Mexico The Smart Grids development in the Mexico incorporates digital technology in each part of the energy system chain. They have facilitated the incorporation of renewable energy to the Mexican energy matrix. The biggest energy company in the country called Federal Electricity Commission (CFE) is carrying out a project to improve the exchange of data in order to monitor and control electrical parameters of the power grid by using wireless technology. The CFE in conjunction with ELSTER Group have invested in an AMI solution to install it into their grid.
Panama The Secretaria Nacional de Energia de Panama (SNE) has acknowledged the importance of the potential of smart grids as an enabler for the National Energy Strategy. The, SNE must conduct a study on the legislative, regulatory and operational actions to progressively adopt smart grids concepts and technologies in the distribution system of Panama.
Challenges and recommendation for Latin American
• Smart Grid vision is already started to be considered in many regulatory and technological aspects in the different countries of Latin America and around the world.
• After the definition of the Smart Grid Road Map, a suitable policy and legislative framework can be developed at the different responsibilities level.
• Smart Grids will allow an easy participation of the new technologies, including all the components associated with distributed generation. Latin American countries have an interesting opportunity to use non-conventional energy resources because the good availability in comparisons with other countries.

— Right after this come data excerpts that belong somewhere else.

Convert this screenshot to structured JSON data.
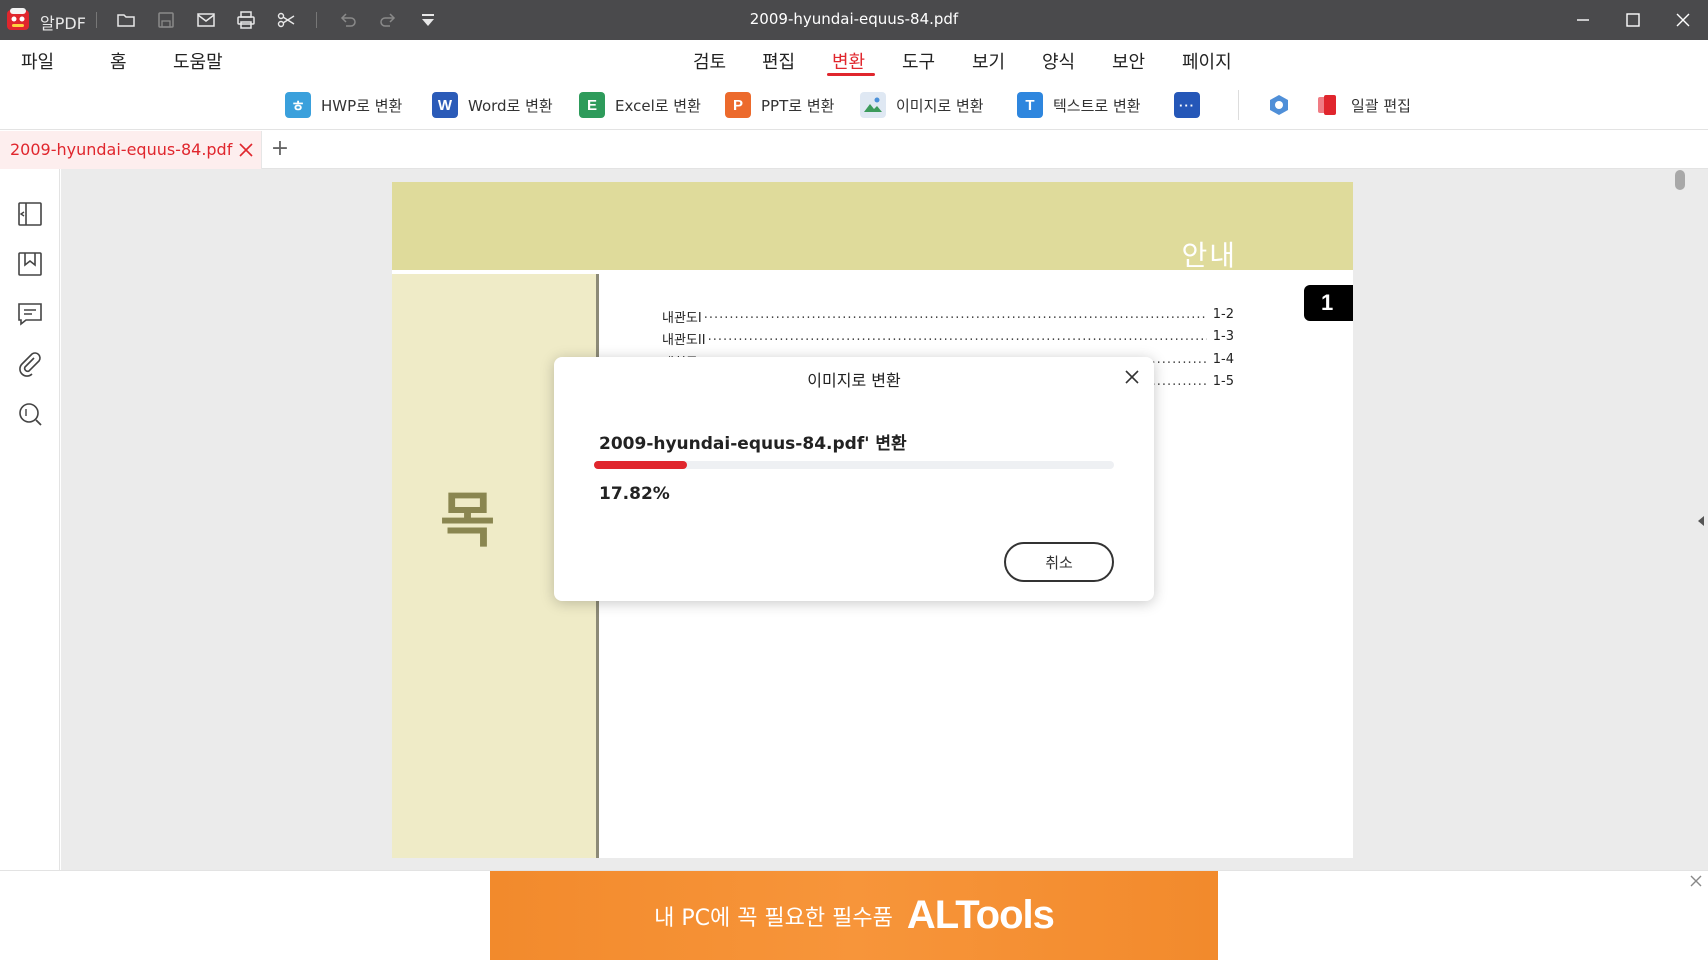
{
  "app": {
    "name": "알PDF",
    "window_title": "2009-hyundai-equus-84.pdf"
  },
  "menu": {
    "left": [
      "파일",
      "홈",
      "도움말"
    ],
    "center": [
      "검토",
      "편집",
      "변환",
      "도구",
      "보기",
      "양식",
      "보안",
      "페이지"
    ],
    "active": "변환"
  },
  "ribbon": {
    "hwp": "HWP로 변환",
    "word": "Word로 변환",
    "excel": "Excel로 변환",
    "ppt": "PPT로 변환",
    "image": "이미지로 변환",
    "text": "텍스트로 변환",
    "batch": "일괄 편집"
  },
  "tab": {
    "label": "2009-hyundai-equus-84.pdf",
    "add": "+"
  },
  "page": {
    "header_title": "안내",
    "toc_title": "목 차",
    "badge": "1",
    "toc": [
      {
        "title": "내관도I",
        "page": "1-2"
      },
      {
        "title": "내관도II",
        "page": "1-3"
      },
      {
        "title": "애칭류",
        "page": "1-4"
      },
      {
        "title": "",
        "page": "1-5"
      }
    ]
  },
  "dialog": {
    "title": "이미지로 변환",
    "file_text": "2009-hyundai-equus-84.pdf' 변환",
    "progress_pct": 17.82,
    "progress_label": "17.82%",
    "cancel": "취소"
  },
  "ad": {
    "text": "내 PC에 꼭 필요한 필수품",
    "brand": "ALTools"
  },
  "colors": {
    "accent": "#e0262d",
    "titlebar": "#4a4a4c",
    "page_header": "#dfdb9b",
    "page_side": "#efebc7",
    "ad": "#f28a2c"
  }
}
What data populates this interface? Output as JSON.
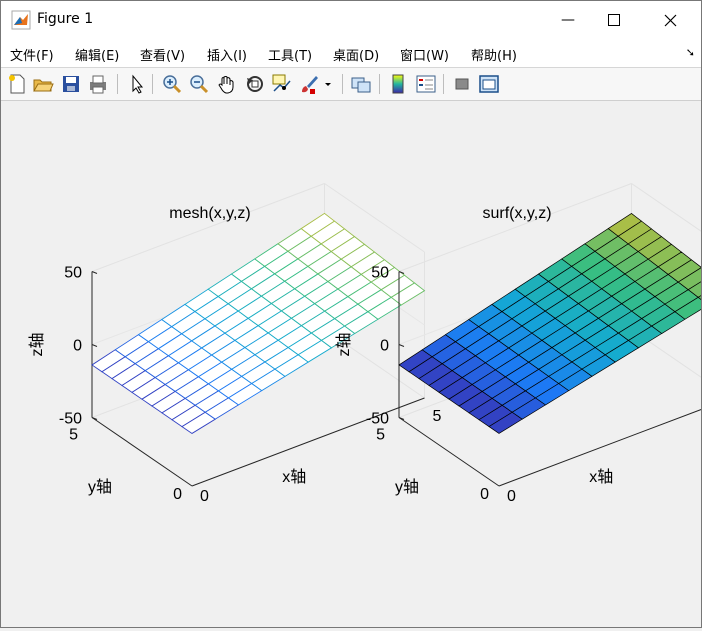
{
  "window": {
    "title": "Figure 1",
    "controls": {
      "minimize": "—",
      "maximize": "☐",
      "close": "✕"
    }
  },
  "menu": [
    "文件(F)",
    "编辑(E)",
    "查看(V)",
    "插入(I)",
    "工具(T)",
    "桌面(D)",
    "窗口(W)",
    "帮助(H)"
  ],
  "toolbar": [
    "new-figure-icon",
    "open-icon",
    "save-icon",
    "print-icon",
    "edit-plot-icon",
    "zoom-in-icon",
    "zoom-out-icon",
    "pan-icon",
    "rotate-3d-icon",
    "data-cursor-icon",
    "brush-icon",
    "link-plot-icon",
    "colorbar-icon",
    "legend-icon",
    "hide-tools-icon",
    "dock-icon"
  ],
  "chart_data": [
    {
      "type": "mesh",
      "title": "mesh(x,y,z)",
      "xlabel": "x轴",
      "ylabel": "y轴",
      "zlabel": "z轴",
      "xlim": [
        0,
        5
      ],
      "ylim": [
        0,
        5
      ],
      "zlim": [
        -50,
        50
      ],
      "xticks": [
        "0",
        "5"
      ],
      "yticks": [
        "0",
        "5"
      ],
      "zticks": [
        "50",
        "0",
        "-50"
      ],
      "colormap": "parula",
      "grid": true
    },
    {
      "type": "surf",
      "title": "surf(x,y,z)",
      "xlabel": "x轴",
      "ylabel": "y轴",
      "zlabel": "z轴",
      "xlim": [
        0,
        5
      ],
      "ylim": [
        0,
        5
      ],
      "zlim": [
        -50,
        50
      ],
      "xticks": [
        "0",
        "5"
      ],
      "yticks": [
        "0",
        "5"
      ],
      "zticks": [
        "50",
        "0",
        "-50"
      ],
      "colormap": "parula",
      "grid": true
    }
  ]
}
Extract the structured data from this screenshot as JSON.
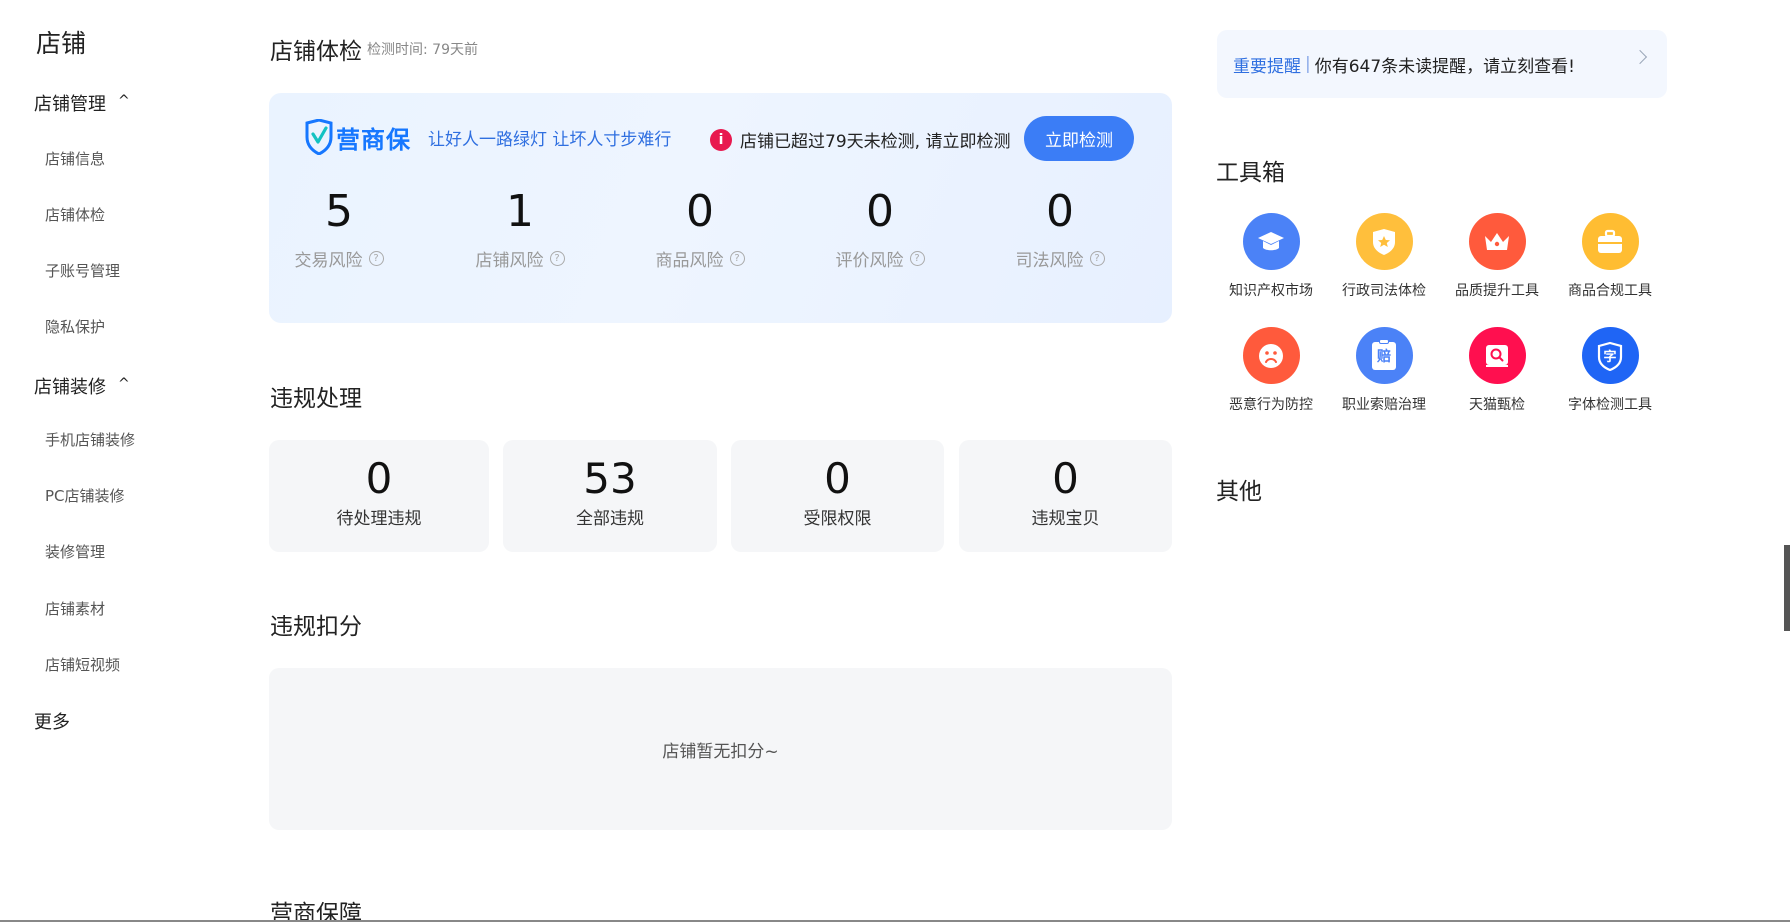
{
  "sidebar": {
    "title": "店铺",
    "groups": [
      {
        "label": "店铺管理",
        "caret": "^",
        "items": [
          "店铺信息",
          "店铺体检",
          "子账号管理",
          "隐私保护"
        ]
      },
      {
        "label": "店铺装修",
        "caret": "^",
        "items": [
          "手机店铺装修",
          "PC店铺装修",
          "装修管理",
          "店铺素材",
          "店铺短视频"
        ]
      }
    ],
    "more": "更多"
  },
  "health": {
    "title": "店铺体检",
    "subtitle": "检测时间: 79天前",
    "logo_text": "营商保",
    "slogan": "让好人一路绿灯 让坏人寸步难行",
    "warning_icon": "i",
    "warning": "店铺已超过79天未检测, 请立即检测",
    "check_button": "立即检测",
    "risks": [
      {
        "value": "5",
        "label": "交易风险"
      },
      {
        "value": "1",
        "label": "店铺风险"
      },
      {
        "value": "0",
        "label": "商品风险"
      },
      {
        "value": "0",
        "label": "评价风险"
      },
      {
        "value": "0",
        "label": "司法风险"
      }
    ],
    "help_glyph": "?"
  },
  "violation": {
    "title": "违规处理",
    "boxes": [
      {
        "value": "0",
        "label": "待处理违规"
      },
      {
        "value": "53",
        "label": "全部违规"
      },
      {
        "value": "0",
        "label": "受限权限"
      },
      {
        "value": "0",
        "label": "违规宝贝"
      }
    ]
  },
  "deduction": {
    "title": "违规扣分",
    "empty": "店铺暂无扣分~"
  },
  "guarantee": {
    "title": "营商保障"
  },
  "notice": {
    "tag": "重要提醒",
    "separator": "|",
    "text": "你有647条未读提醒，请立刻查看!"
  },
  "toolbox": {
    "title": "工具箱",
    "tools": [
      {
        "label": "知识产权市场",
        "icon": "graduation-cap-icon",
        "color": "#4b82f7"
      },
      {
        "label": "行政司法体检",
        "icon": "badge-star-icon",
        "color": "#ffbf3c"
      },
      {
        "label": "品质提升工具",
        "icon": "crown-icon",
        "color": "#ff5a3c"
      },
      {
        "label": "商品合规工具",
        "icon": "briefcase-icon",
        "color": "#ffbd32"
      },
      {
        "label": "恶意行为防控",
        "icon": "sad-face-icon",
        "color": "#ff5a3c"
      },
      {
        "label": "职业索赔治理",
        "icon": "clipboard-icon",
        "color": "#4b82f7",
        "glyph": "赔"
      },
      {
        "label": "天猫甄检",
        "icon": "search-shop-icon",
        "color": "#ff0f4f"
      },
      {
        "label": "字体检测工具",
        "icon": "shield-font-icon",
        "color": "#1f65f5",
        "glyph": "字"
      }
    ]
  },
  "other": {
    "title": "其他"
  }
}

• Specific cost-benefits scenarios must be analyzed in the various Latin American situations by the different stakeholders and implemented considering the potential of policy and regulation adaptation.
• The development of smart grids technologies relies on technology interoperability, which is achieved through an adequate standardization.
Conclusions
• Smart Grid implementation process is still an ongoing effort in the whole world. State of arts showed that nothing have been developed completely regarding this topic.
• There are still some open questions about standardization process, selection of smart grid applications and regulatory aspects.
• Latin-American governments must invest in the effort to ease the definition of the energy modernization goals.
• Latin-American countries are already aware about the importance of the Smart Grid implementation in their electric grids. Then, for 2030 it is expected that Latin-American countries at least have defined a Smart Grid vision and a road map developed.